Enti che il movimento Cinque stelle, che all'Ars conta 15 deputati e che finora ha garantito l'approvazione di norme care al governatore Rosario Crocetta, vuole abolire per far rinascere i consorzi di comuni, ovvero ciò che era previsto nello Statuto approvato con regio decreto nel 1946 poi convertito con la legge costituzionale 26 febbraio 1948.
La polemica politica intanto è esplosa anche per le dichiarazioni del presidente della Regione che si dice a favore dell'abolizione. Ci sono, è la tesi del presidente della Provincia (regionale) di Palermo Giovanni Avanti «molte idee ma confuse, anche perchè vorrei ricordare a Crocetta che i liberi consorzi dei comuni ai quali lui fa riferimento già esistono e non sono altro che le attuali Province regionali così come definite dalla legge 9 del 1986 e alle quali i comuni siciliani hanno aderito con delibera dei rispettivi consigli comunali».

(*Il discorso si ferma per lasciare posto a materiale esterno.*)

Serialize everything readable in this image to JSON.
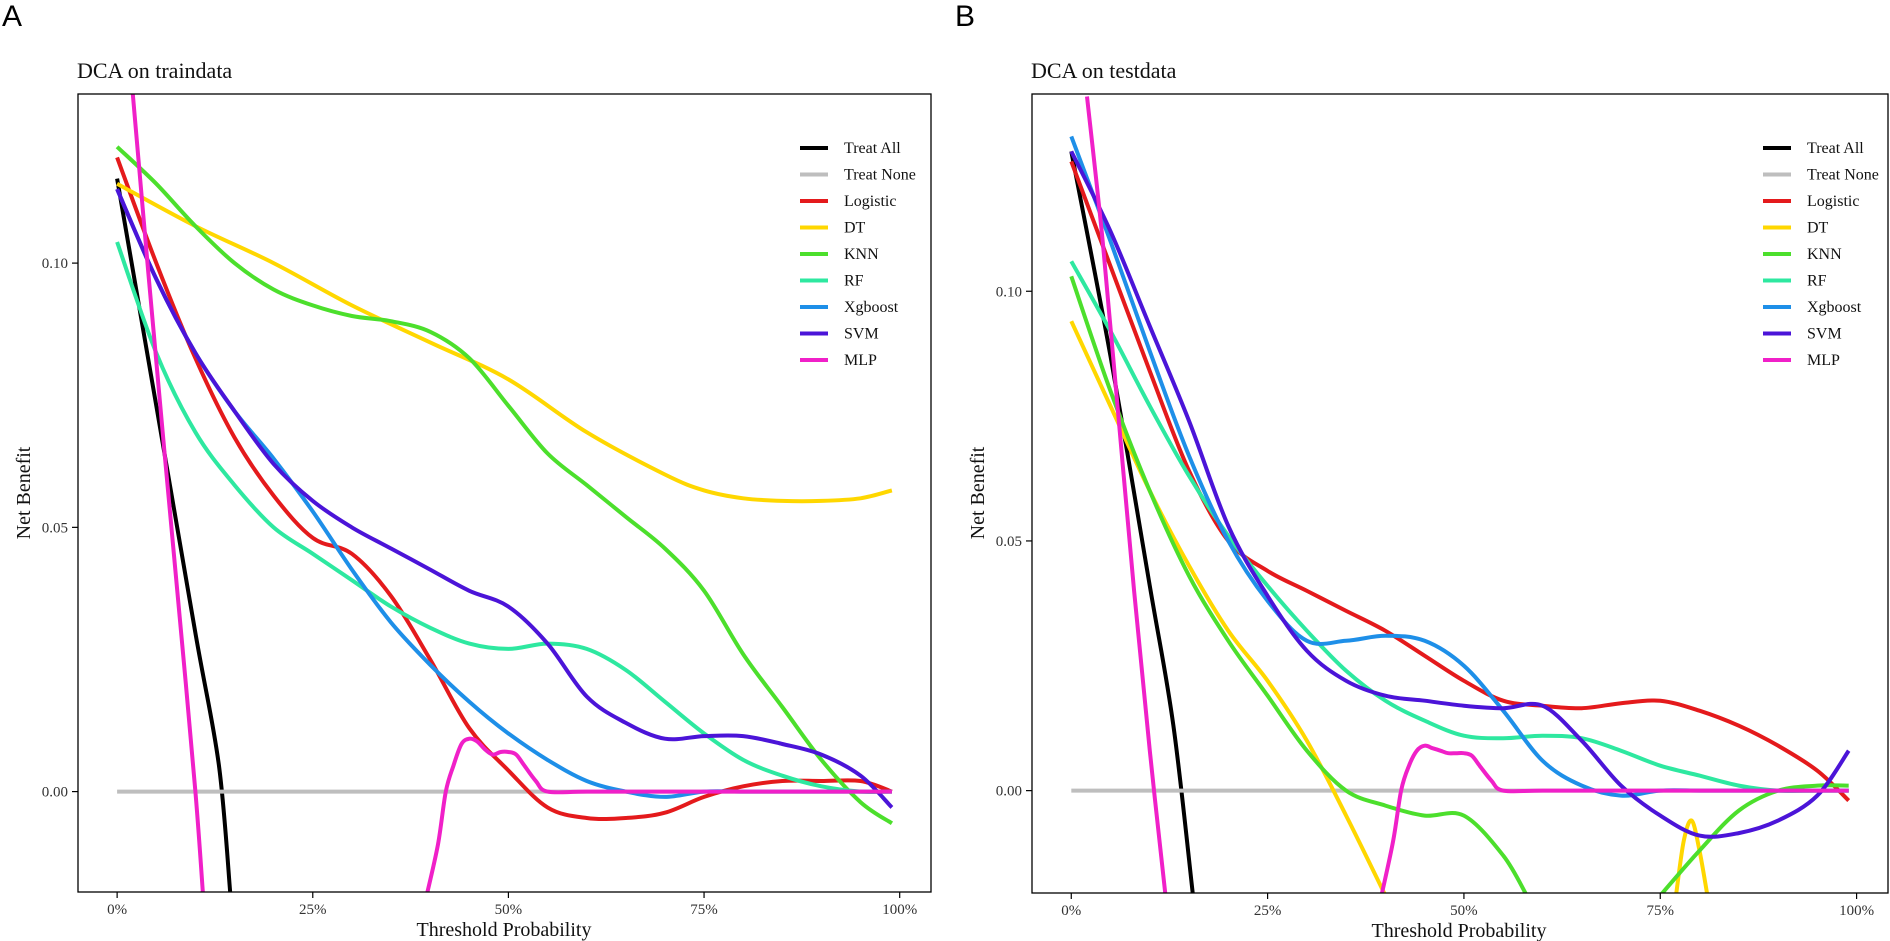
{
  "chart_data": [
    {
      "panel_label": "A",
      "type": "line",
      "title": "DCA on traindata",
      "xlabel": "Threshold Probability",
      "ylabel": "Net Benefit",
      "xlim": [
        -0.05,
        1.04
      ],
      "ylim": [
        -0.019,
        0.132
      ],
      "x_ticks": [
        0,
        0.25,
        0.5,
        0.75,
        1.0
      ],
      "x_tick_labels": [
        "0%",
        "25%",
        "50%",
        "75%",
        "100%"
      ],
      "y_ticks": [
        0.0,
        0.05,
        0.1
      ],
      "y_tick_labels": [
        "0.00",
        "0.05",
        "0.10"
      ],
      "grid": false,
      "legend_position": "top-right",
      "series": [
        {
          "name": "Treat All",
          "color": "#000000",
          "x": [
            0.0,
            0.05,
            0.1,
            0.13,
            0.145
          ],
          "y": [
            0.116,
            0.073,
            0.03,
            0.005,
            -0.02
          ]
        },
        {
          "name": "Treat None",
          "color": "#BEBEBE",
          "x": [
            0.0,
            0.99
          ],
          "y": [
            0.0,
            0.0
          ]
        },
        {
          "name": "Logistic",
          "color": "#E41A1C",
          "x": [
            0.0,
            0.05,
            0.1,
            0.15,
            0.2,
            0.25,
            0.3,
            0.35,
            0.4,
            0.45,
            0.5,
            0.55,
            0.6,
            0.65,
            0.7,
            0.75,
            0.8,
            0.85,
            0.9,
            0.95,
            0.99
          ],
          "y": [
            0.12,
            0.1,
            0.082,
            0.067,
            0.056,
            0.048,
            0.045,
            0.037,
            0.025,
            0.012,
            0.004,
            -0.003,
            -0.005,
            -0.005,
            -0.004,
            -0.001,
            0.001,
            0.002,
            0.002,
            0.002,
            0.0
          ]
        },
        {
          "name": "DT",
          "color": "#FFD700",
          "x": [
            0.0,
            0.1,
            0.2,
            0.3,
            0.4,
            0.5,
            0.6,
            0.7,
            0.75,
            0.8,
            0.85,
            0.9,
            0.95,
            0.99
          ],
          "y": [
            0.115,
            0.107,
            0.1,
            0.092,
            0.085,
            0.078,
            0.068,
            0.06,
            0.057,
            0.0555,
            0.055,
            0.055,
            0.0555,
            0.057
          ]
        },
        {
          "name": "KNN",
          "color": "#4CDF2C",
          "x": [
            0.0,
            0.05,
            0.1,
            0.15,
            0.2,
            0.25,
            0.3,
            0.35,
            0.4,
            0.45,
            0.5,
            0.55,
            0.6,
            0.65,
            0.7,
            0.75,
            0.8,
            0.85,
            0.9,
            0.95,
            0.99
          ],
          "y": [
            0.122,
            0.115,
            0.107,
            0.1,
            0.095,
            0.092,
            0.09,
            0.089,
            0.087,
            0.082,
            0.073,
            0.064,
            0.058,
            0.052,
            0.046,
            0.038,
            0.026,
            0.016,
            0.006,
            -0.002,
            -0.006
          ]
        },
        {
          "name": "RF",
          "color": "#2EE8A0",
          "x": [
            0.0,
            0.05,
            0.1,
            0.15,
            0.2,
            0.25,
            0.3,
            0.35,
            0.4,
            0.45,
            0.5,
            0.55,
            0.6,
            0.65,
            0.7,
            0.75,
            0.8,
            0.85,
            0.9,
            0.95,
            0.99
          ],
          "y": [
            0.104,
            0.083,
            0.068,
            0.058,
            0.05,
            0.045,
            0.04,
            0.035,
            0.031,
            0.028,
            0.027,
            0.028,
            0.027,
            0.023,
            0.017,
            0.011,
            0.006,
            0.003,
            0.001,
            0.0,
            0.0
          ]
        },
        {
          "name": "Xgboost",
          "color": "#1E8FE8",
          "x": [
            0.0,
            0.05,
            0.1,
            0.15,
            0.2,
            0.25,
            0.3,
            0.35,
            0.4,
            0.45,
            0.5,
            0.55,
            0.6,
            0.65,
            0.7,
            0.75,
            0.8,
            0.85,
            0.9,
            0.95,
            0.99
          ],
          "y": [
            0.114,
            0.097,
            0.083,
            0.072,
            0.063,
            0.053,
            0.042,
            0.032,
            0.024,
            0.017,
            0.011,
            0.006,
            0.002,
            0.0,
            -0.001,
            0.0,
            0.0,
            0.0,
            0.0,
            0.0,
            0.0
          ]
        },
        {
          "name": "SVM",
          "color": "#4B14D8",
          "x": [
            0.0,
            0.05,
            0.1,
            0.15,
            0.2,
            0.25,
            0.3,
            0.35,
            0.4,
            0.45,
            0.5,
            0.55,
            0.6,
            0.65,
            0.7,
            0.75,
            0.8,
            0.85,
            0.9,
            0.95,
            0.99
          ],
          "y": [
            0.114,
            0.097,
            0.083,
            0.072,
            0.062,
            0.055,
            0.05,
            0.046,
            0.042,
            0.038,
            0.035,
            0.028,
            0.018,
            0.013,
            0.01,
            0.0105,
            0.0105,
            0.009,
            0.007,
            0.003,
            -0.003
          ]
        },
        {
          "name": "MLP",
          "color": "#F020C8",
          "segments": [
            {
              "x": [
                0.02,
                0.04,
                0.06,
                0.08,
                0.1,
                0.11
              ],
              "y": [
                0.132,
                0.098,
                0.065,
                0.033,
                0.0,
                -0.02
              ]
            },
            {
              "x": [
                0.395,
                0.41,
                0.42,
                0.43,
                0.44,
                0.45,
                0.46,
                0.47,
                0.48,
                0.49,
                0.5,
                0.51,
                0.52,
                0.535,
                0.55,
                0.6,
                0.7,
                0.8,
                0.9,
                0.99
              ],
              "y": [
                -0.02,
                -0.01,
                0.0,
                0.005,
                0.009,
                0.01,
                0.0095,
                0.008,
                0.007,
                0.0075,
                0.0075,
                0.007,
                0.005,
                0.002,
                0.0,
                0.0,
                0.0,
                0.0,
                0.0,
                0.0
              ]
            }
          ]
        }
      ]
    },
    {
      "panel_label": "B",
      "type": "line",
      "title": "DCA on testdata",
      "xlabel": "Threshold Probability",
      "ylabel": "Net Benefit",
      "xlim": [
        -0.05,
        1.04
      ],
      "ylim": [
        -0.0205,
        0.1395
      ],
      "x_ticks": [
        0,
        0.25,
        0.5,
        0.75,
        1.0
      ],
      "x_tick_labels": [
        "0%",
        "25%",
        "50%",
        "75%",
        "100%"
      ],
      "y_ticks": [
        0.0,
        0.05,
        0.1
      ],
      "y_tick_labels": [
        "0.00",
        "0.05",
        "0.10"
      ],
      "grid": false,
      "legend_position": "top-right",
      "series": [
        {
          "name": "Treat All",
          "color": "#000000",
          "x": [
            0.0,
            0.05,
            0.1,
            0.13,
            0.155
          ],
          "y": [
            0.128,
            0.087,
            0.041,
            0.013,
            -0.021
          ]
        },
        {
          "name": "Treat None",
          "color": "#BEBEBE",
          "x": [
            0.0,
            0.99
          ],
          "y": [
            0.0,
            0.0
          ]
        },
        {
          "name": "Logistic",
          "color": "#E41A1C",
          "x": [
            0.0,
            0.05,
            0.1,
            0.15,
            0.2,
            0.25,
            0.3,
            0.35,
            0.4,
            0.45,
            0.5,
            0.55,
            0.6,
            0.65,
            0.7,
            0.75,
            0.8,
            0.85,
            0.9,
            0.95,
            0.99
          ],
          "y": [
            0.126,
            0.105,
            0.084,
            0.064,
            0.05,
            0.044,
            0.04,
            0.036,
            0.032,
            0.027,
            0.022,
            0.018,
            0.017,
            0.0165,
            0.0175,
            0.018,
            0.016,
            0.013,
            0.009,
            0.004,
            -0.002
          ]
        },
        {
          "name": "DT",
          "color": "#FFD700",
          "segments": [
            {
              "x": [
                0.0,
                0.05,
                0.1,
                0.15,
                0.2,
                0.25,
                0.3,
                0.35,
                0.4
              ],
              "y": [
                0.094,
                0.077,
                0.06,
                0.045,
                0.032,
                0.022,
                0.01,
                -0.005,
                -0.021
              ]
            },
            {
              "x": [
                0.77,
                0.78,
                0.79,
                0.8,
                0.81
              ],
              "y": [
                -0.021,
                -0.01,
                -0.006,
                -0.012,
                -0.021
              ]
            }
          ]
        },
        {
          "name": "KNN",
          "color": "#4CDF2C",
          "segments": [
            {
              "x": [
                0.0,
                0.05,
                0.1,
                0.15,
                0.2,
                0.25,
                0.3,
                0.35,
                0.4,
                0.45,
                0.5,
                0.55,
                0.58
              ],
              "y": [
                0.103,
                0.08,
                0.06,
                0.043,
                0.03,
                0.019,
                0.008,
                0.0,
                -0.003,
                -0.005,
                -0.005,
                -0.013,
                -0.021
              ]
            },
            {
              "x": [
                0.75,
                0.8,
                0.85,
                0.9,
                0.95,
                0.99
              ],
              "y": [
                -0.021,
                -0.012,
                -0.004,
                0.0,
                0.001,
                0.001
              ]
            }
          ]
        },
        {
          "name": "RF",
          "color": "#2EE8A0",
          "x": [
            0.0,
            0.05,
            0.1,
            0.15,
            0.2,
            0.25,
            0.3,
            0.35,
            0.4,
            0.45,
            0.5,
            0.55,
            0.6,
            0.65,
            0.7,
            0.75,
            0.8,
            0.85,
            0.9,
            0.95,
            0.99
          ],
          "y": [
            0.106,
            0.092,
            0.077,
            0.063,
            0.051,
            0.041,
            0.032,
            0.024,
            0.018,
            0.014,
            0.011,
            0.0105,
            0.011,
            0.0105,
            0.008,
            0.005,
            0.003,
            0.001,
            0.0,
            0.0,
            0.0
          ]
        },
        {
          "name": "Xgboost",
          "color": "#1E8FE8",
          "x": [
            0.0,
            0.05,
            0.1,
            0.15,
            0.2,
            0.25,
            0.3,
            0.35,
            0.4,
            0.45,
            0.5,
            0.55,
            0.6,
            0.65,
            0.7,
            0.75,
            0.8,
            0.85,
            0.9,
            0.95,
            0.99
          ],
          "y": [
            0.131,
            0.11,
            0.088,
            0.067,
            0.05,
            0.038,
            0.03,
            0.03,
            0.031,
            0.03,
            0.025,
            0.016,
            0.006,
            0.001,
            -0.001,
            0.0,
            0.0,
            0.0,
            0.0,
            0.0,
            0.0
          ]
        },
        {
          "name": "SVM",
          "color": "#4B14D8",
          "x": [
            0.0,
            0.05,
            0.1,
            0.15,
            0.2,
            0.25,
            0.3,
            0.35,
            0.4,
            0.45,
            0.5,
            0.55,
            0.6,
            0.65,
            0.7,
            0.75,
            0.8,
            0.85,
            0.9,
            0.95,
            0.99
          ],
          "y": [
            0.128,
            0.112,
            0.093,
            0.074,
            0.053,
            0.039,
            0.028,
            0.022,
            0.019,
            0.018,
            0.017,
            0.0165,
            0.017,
            0.01,
            0.001,
            -0.005,
            -0.009,
            -0.0085,
            -0.006,
            -0.001,
            0.008
          ]
        },
        {
          "name": "MLP",
          "color": "#F020C8",
          "segments": [
            {
              "x": [
                0.02,
                0.04,
                0.06,
                0.08,
                0.1,
                0.12
              ],
              "y": [
                0.139,
                0.11,
                0.075,
                0.04,
                0.008,
                -0.021
              ]
            },
            {
              "x": [
                0.395,
                0.41,
                0.42,
                0.43,
                0.44,
                0.45,
                0.46,
                0.47,
                0.48,
                0.49,
                0.5,
                0.51,
                0.52,
                0.535,
                0.55,
                0.6,
                0.7,
                0.8,
                0.9,
                0.99
              ],
              "y": [
                -0.021,
                -0.01,
                0.0,
                0.005,
                0.008,
                0.009,
                0.0085,
                0.008,
                0.0075,
                0.0075,
                0.0075,
                0.007,
                0.005,
                0.002,
                0.0,
                0.0,
                0.0,
                0.0,
                0.0,
                0.0
              ]
            }
          ]
        }
      ]
    }
  ]
}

E mentre il presidente della Regione annuncia l'approvazione di un disegno di legge governativo (la giunta si riunirà questa sera) il dato certo è che l'Assemblea regionale tornerà a occuparsene domani come ha certificato con un comunicato stampa l'altro giorno il presidente della I Commissione (Affari istituzionali) dell'Ars Marco Forzese: «È stato utile un rinvio tecnico a martedì dell'esame del ddl sulla riforma delle province perché dalla commissione dovrà uscire un testo perlomeno votato a maggioranza. Ho potuto verificare posizioni molto distanti che vanno dalla soppressione degli Enti al rinvio del voto. Martedì riunirò la commissione, rimanendo dell'avviso che il rinvio di un anno del voto nelle province regionali, peraltro concordato con il presidente Crocetta, sia la soluzione più idonea assieme al commissariamento tout court delle stesse».
Nelle ultime ore oltre alla convergenza di Crocetta sulle posizioni dei grillini siciliani che ha spiazzato i suoi alleati dell'Udc c'è anche quella di qualche esponente del Pd mentre dal fronte del Pdl arriva la richiesta di votare a maggio e di fermare «il colpo di spugna» sulle province.